The history of North End Cemetery

Over the years my interest in cemeteries has taken me to most of the cemeteries around town with the notable exception being the North End Cemetery.  Not because I didn’t want to but rather a case of never really being in that part of town with time to go.  A week or two ago I found myself there though in search of information I needed as part of a Geocache multi cache put together by Commaille.  I was really surprised at how well maintained and neat the cemetery is plus I didn’t feel unsafe at all.  My quest for the necessary information took me, among others, to the pauper section of the cemetery.  A section that stands in stark contrast to the rest of the cemetery.

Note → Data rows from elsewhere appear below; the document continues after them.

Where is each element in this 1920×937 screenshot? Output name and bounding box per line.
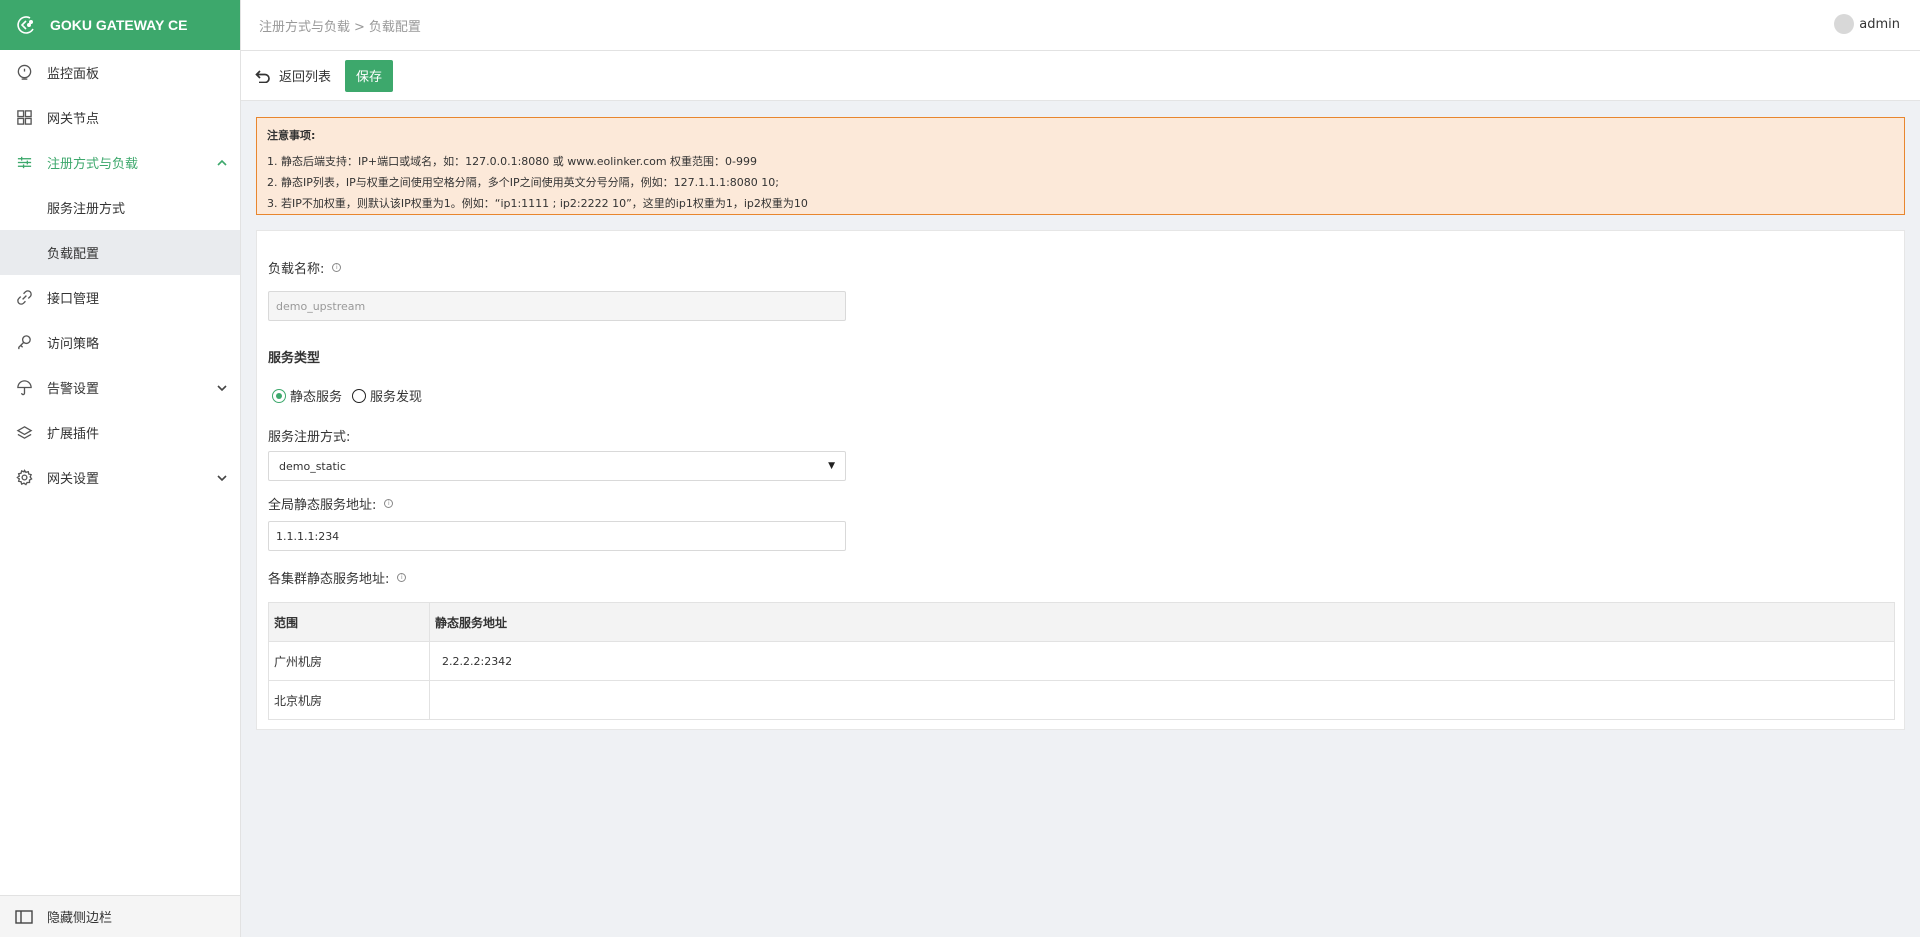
sidebar-item-label: 负载配置 (47, 247, 100, 262)
breadcrumb-separator: > (354, 20, 365, 35)
avatar (1834, 14, 1855, 34)
cluster-address-label-text: 各集群静态服务地址: (268, 572, 390, 587)
sidebar-item-label: 访问策略 (47, 337, 100, 352)
caret-down-icon: ▼ (828, 461, 835, 471)
sidebar-item-api-management[interactable]: 接口管理 (0, 275, 240, 320)
layers-icon (15, 424, 33, 442)
sidebar-item-gateway-nodes[interactable]: 网关节点 (0, 95, 240, 140)
global-address-label: 全局静态服务地址: i (268, 494, 394, 513)
radio-unchecked-icon (352, 388, 367, 403)
sidebar-item-label: 告警设置 (47, 382, 100, 397)
cluster-address-label: 各集群静态服务地址: i (268, 568, 407, 587)
key-icon (15, 334, 33, 352)
notice-line: 1. 静态后端支持：IP+端口或域名，如：127.0.0.1:8080 或 ww… (267, 155, 758, 168)
breadcrumb-item[interactable]: 注册方式与负载 (259, 20, 350, 35)
umbrella-icon (15, 379, 33, 397)
chevron-up-icon (216, 157, 228, 169)
sidebar-item-label: 服务注册方式 (47, 202, 126, 217)
service-type-title: 服务类型 (268, 351, 321, 366)
registry-label: 服务注册方式: (268, 426, 350, 445)
info-icon[interactable]: i (332, 263, 342, 272)
notice-line: 2. 静态IP列表，IP与权重之间使用空格分隔，多个IP之间使用英文分号分隔，例… (267, 176, 780, 189)
service-type-radio-group: 静态服务 服务发现 (272, 386, 432, 405)
breadcrumb-item-current: 负载配置 (368, 20, 421, 35)
sidebar-item-label: 扩展插件 (47, 427, 100, 442)
form-card: 负载名称: i 服务类型 静态服务 服务发现 服务注册方式: demo_stat… (256, 230, 1905, 730)
name-label: 负载名称: i (268, 258, 342, 277)
column-header-range: 范围 (268, 602, 430, 642)
top-header: 注册方式与负载 > 负载配置 admin (241, 0, 1920, 51)
cluster-address-table: 范围 静态服务地址 广州机房 2.2.2.2:2342 北京机房 (268, 602, 1895, 720)
address-cell[interactable] (429, 680, 1895, 720)
notice-box: 注意事项: 1. 静态后端支持：IP+端口或域名，如：127.0.0.1:808… (256, 117, 1905, 215)
range-cell: 广州机房 (268, 641, 430, 681)
name-label-text: 负载名称: (268, 262, 325, 277)
sidebar-item-gateway-settings[interactable]: 网关设置 (0, 455, 240, 500)
radio-label: 静态服务 (290, 390, 343, 405)
brand[interactable]: GOKU GATEWAY CE (0, 0, 240, 50)
chevron-down-icon (216, 472, 228, 484)
load-name-input[interactable] (268, 291, 846, 321)
info-icon[interactable]: i (384, 499, 394, 508)
sidebar-item-access-policy[interactable]: 访问策略 (0, 320, 240, 365)
range-cell: 北京机房 (268, 680, 430, 720)
info-icon[interactable]: i (397, 573, 407, 582)
global-address-label-text: 全局静态服务地址: (268, 498, 377, 513)
back-label: 返回列表 (279, 70, 332, 85)
sidebar: GOKU GATEWAY CE 监控面板 网关节点 注册方式与负载 服务注册方式… (0, 0, 241, 937)
radio-label: 服务发现 (370, 390, 423, 405)
registry-label-text: 服务注册方式: (268, 430, 351, 445)
sidebar-subitem-service-registry[interactable]: 服务注册方式 (0, 185, 240, 230)
sidebar-item-label: 接口管理 (47, 292, 100, 307)
grid-icon (15, 109, 33, 127)
sidebar-item-label: 监控面板 (47, 67, 100, 82)
radio-static-service[interactable]: 静态服务 (272, 386, 342, 405)
toolbar: 返回列表 保存 (241, 51, 1920, 101)
sidebar-toggle-icon (15, 909, 33, 924)
table-header-row: 范围 静态服务地址 (268, 602, 1895, 642)
goku-logo-icon (17, 16, 34, 34)
gear-icon (15, 469, 33, 487)
sidebar-item-alert-settings[interactable]: 告警设置 (0, 365, 240, 410)
table-row: 广州机房 2.2.2.2:2342 (268, 641, 1895, 681)
address-value[interactable]: 2.2.2.2:2342 (435, 655, 512, 668)
brand-title: GOKU GATEWAY CE (50, 17, 188, 33)
global-address-input[interactable] (268, 521, 846, 551)
registry-select[interactable]: demo_static ▼ (268, 451, 846, 481)
back-arrow-icon (255, 69, 270, 83)
sidebar-item-label: 网关节点 (47, 112, 100, 127)
table-row: 北京机房 (268, 680, 1895, 720)
address-cell[interactable]: 2.2.2.2:2342 (429, 641, 1895, 681)
user-menu[interactable]: admin (1834, 14, 1900, 34)
sidebar-item-plugins[interactable]: 扩展插件 (0, 410, 240, 455)
hide-sidebar-button[interactable]: 隐藏侧边栏 (0, 895, 240, 937)
breadcrumb: 注册方式与负载 > 负载配置 (259, 16, 421, 35)
column-header-address: 静态服务地址 (429, 602, 1895, 642)
notice-line: 3. 若IP不加权重，则默认该IP权重为1。例如：“ip1:1111 ; ip2… (267, 197, 808, 210)
registry-select-value: demo_static (279, 459, 346, 473)
radio-checked-icon (272, 388, 286, 403)
save-button[interactable]: 保存 (345, 59, 394, 92)
notice-title: 注意事项: (267, 129, 316, 142)
username: admin (1859, 16, 1900, 32)
sidebar-item-label: 注册方式与负载 (47, 157, 139, 172)
hide-sidebar-label: 隐藏侧边栏 (47, 911, 113, 926)
link-icon (15, 289, 33, 307)
sidebar-subitem-load-config[interactable]: 负载配置 (0, 230, 240, 275)
chevron-down-icon (216, 382, 228, 394)
sliders-icon (15, 154, 33, 172)
radio-service-discovery[interactable]: 服务发现 (352, 386, 422, 405)
sidebar-item-dashboard[interactable]: 监控面板 (0, 50, 240, 95)
sidebar-item-registry-load[interactable]: 注册方式与负载 (0, 140, 240, 185)
sidebar-item-label: 网关设置 (47, 472, 100, 487)
dashboard-icon (15, 64, 33, 82)
back-to-list-button[interactable]: 返回列表 (255, 66, 331, 85)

I found the following about the history of the cemetery. With the exception of the individually walled and accessed Jewish and Muslim sections at North End, only interior carriageways separated the various Christian denominations.  Subsequent extensions to the North End Cemetery made provision for the members of the Dutch Reformed Church and the Chinese community in the early twentieth century, as members of the two groups migrated to the town. The arrival of the Indian community, late in the nineteenth century, necessitated comparatively little adjustment, as the majority were Hindus. A crematorium for their use was duly built at North End on the seashore. The unused Moslem section of the cemetery was then adopted as the site for scattering ashes. Indian members of the Christian and Moslem faiths joined their co-religionists in death. A special isolation cemetery was laid out at the Infectious Diseases Hospital in the 1890s and named after the bubonic plague outbreak of 1901.  These days the crematorium is no more with only foundations and a concrete slab remaining.